Hier 21 mars des nouvelles de mon ami français : il a passé le cap après une semaine de toux et de fièvre et à surveiller de près son taux d’oxygène. Soulagement mais le boulet n’est pas passé loin et maintenant il tire une fatigue d’enfer : il est épuisé au moindre mouvement et aura besoin d’un certain temps à se remettre en forme (avant la pandémie il allait régulièrement à la salle de sport et se maintenant en forme raisonnable). Il reste encore au lit toute la journée mais le cap est passé, il s’en est sorti. Son médecin confirme que vraiment la premiere injection lui a permis de minimiser les réactions et d’éviter hospitalisation voire réanimation. Heureusement que le timing a été ce qu’il a été et qu’il avait reçu cette dose 2 semaines avant d’être contaminé.

Leur fils de 12 ans a passé une seule une soirée avec 39 degrés de fièvre et c’est tout (symptômes quand même…)

Quant à la mère elle est passée au travers a priori, elle doit confirmer par un test PCR avant de pouvoir reprendre le travail (en présentiel partiel 1 à 2 jours par semaine, là elle était passée en 100% à distance). En tout état de cause elle n’aurait eu aucun symptôme si elle s’avère positive dans les jours qui viennent, ou alors elle est restée négative. Elle attend aussi le vaccin pour sa tranche d’âge avec impatience.

Arrogance

En mars dernier (2020), lors du changement d’heure le 8 mars j’avais écrit un petit texte sur l’arrogance des hommes qui veulent imposer leur volonté au soleil en changeant l’heure donnée par le soleil justement.

À lire ici:

https://michusa.wordpress.com/2020/03/08/lincroyable-arrogance-des-hommes/

J’avais prévu d’écrire d’autres articles sur l’arrogance des hommes, le changement d’heure qu’on nous impose pour des raisons qui nous échappent (monétaires financières à coup sûr et certainement pas pour faire des économies de quoi que ce soit — au contraire). J’avais prévu aussi d’écrire un article ou deux sur la journée internationale des droits des femmes qui tombait ce jour-là, celui du changement d’heure en 2020.

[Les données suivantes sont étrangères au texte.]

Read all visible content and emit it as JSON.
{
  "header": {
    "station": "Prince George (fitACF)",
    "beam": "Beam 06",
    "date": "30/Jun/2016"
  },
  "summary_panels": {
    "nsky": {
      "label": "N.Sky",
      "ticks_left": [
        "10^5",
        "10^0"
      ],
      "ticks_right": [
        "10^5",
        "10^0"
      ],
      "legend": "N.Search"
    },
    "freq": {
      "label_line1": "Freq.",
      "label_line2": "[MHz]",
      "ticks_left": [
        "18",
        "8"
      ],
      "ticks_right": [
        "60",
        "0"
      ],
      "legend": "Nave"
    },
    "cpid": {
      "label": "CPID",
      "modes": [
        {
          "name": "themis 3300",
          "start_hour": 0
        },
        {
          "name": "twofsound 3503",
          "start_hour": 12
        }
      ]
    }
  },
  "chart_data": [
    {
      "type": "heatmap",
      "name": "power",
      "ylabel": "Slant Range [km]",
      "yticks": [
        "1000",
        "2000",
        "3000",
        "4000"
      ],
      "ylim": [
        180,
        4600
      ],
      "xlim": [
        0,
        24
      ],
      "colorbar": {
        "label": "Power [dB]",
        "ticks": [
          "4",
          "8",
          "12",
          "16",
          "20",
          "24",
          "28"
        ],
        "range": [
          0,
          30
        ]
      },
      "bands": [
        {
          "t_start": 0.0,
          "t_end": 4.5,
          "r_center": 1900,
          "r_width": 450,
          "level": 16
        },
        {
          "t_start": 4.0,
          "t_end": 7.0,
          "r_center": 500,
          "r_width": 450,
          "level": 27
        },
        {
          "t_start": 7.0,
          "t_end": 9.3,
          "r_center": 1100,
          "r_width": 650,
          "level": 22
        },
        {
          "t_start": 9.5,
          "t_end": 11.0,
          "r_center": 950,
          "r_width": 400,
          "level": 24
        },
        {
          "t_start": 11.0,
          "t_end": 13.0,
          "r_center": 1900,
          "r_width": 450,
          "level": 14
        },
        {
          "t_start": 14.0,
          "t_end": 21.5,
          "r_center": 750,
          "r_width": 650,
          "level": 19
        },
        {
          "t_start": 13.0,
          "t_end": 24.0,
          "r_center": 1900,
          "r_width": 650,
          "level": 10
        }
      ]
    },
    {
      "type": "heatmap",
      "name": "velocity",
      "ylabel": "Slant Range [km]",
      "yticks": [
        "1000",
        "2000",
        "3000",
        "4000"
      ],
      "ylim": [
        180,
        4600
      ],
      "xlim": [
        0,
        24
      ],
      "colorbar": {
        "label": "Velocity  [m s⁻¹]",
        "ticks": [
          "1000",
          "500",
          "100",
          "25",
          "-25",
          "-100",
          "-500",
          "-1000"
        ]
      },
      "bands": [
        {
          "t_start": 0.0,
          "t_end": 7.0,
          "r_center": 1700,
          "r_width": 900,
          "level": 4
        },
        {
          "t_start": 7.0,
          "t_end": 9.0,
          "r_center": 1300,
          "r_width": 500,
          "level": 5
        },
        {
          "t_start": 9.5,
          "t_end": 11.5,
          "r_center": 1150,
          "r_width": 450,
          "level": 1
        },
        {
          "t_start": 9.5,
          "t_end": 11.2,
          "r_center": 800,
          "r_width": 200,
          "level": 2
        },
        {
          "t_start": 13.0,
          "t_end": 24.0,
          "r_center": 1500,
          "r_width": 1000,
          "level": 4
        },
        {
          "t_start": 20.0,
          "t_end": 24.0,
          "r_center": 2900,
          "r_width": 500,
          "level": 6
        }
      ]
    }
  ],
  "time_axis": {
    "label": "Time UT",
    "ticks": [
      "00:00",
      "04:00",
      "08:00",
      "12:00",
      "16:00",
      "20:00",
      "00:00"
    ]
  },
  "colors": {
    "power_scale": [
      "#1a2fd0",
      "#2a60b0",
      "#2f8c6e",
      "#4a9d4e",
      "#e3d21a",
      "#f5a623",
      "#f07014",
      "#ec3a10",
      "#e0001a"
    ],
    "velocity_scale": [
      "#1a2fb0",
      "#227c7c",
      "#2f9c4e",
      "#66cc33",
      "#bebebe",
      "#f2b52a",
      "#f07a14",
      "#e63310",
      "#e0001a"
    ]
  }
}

Puis la pandémie est passée par là et a tout écrasé de son rouleau compresseur, la pandémie ou ce que nous en avons fait —pas grand-chose en termes de monde d’après. Nous, le bas peuple, y avons presque cru, une demi-seconde, au tout début de ces « temps exceptionnels ».

Donc je n’ai pas écrit ces articles, tout occupée que j’étais à gérer le quotidien chamboulé, faire attention sans trop savoir à quoi ni comment au début, me documenter avec toutes les informations parcellaires et contradictoires du début aussi. On en a toujours de ces informations contradictoires, s’il y a une chose que la pandémie n’a pas changée — au contraire je dirais presque — c’est le « en même temps » …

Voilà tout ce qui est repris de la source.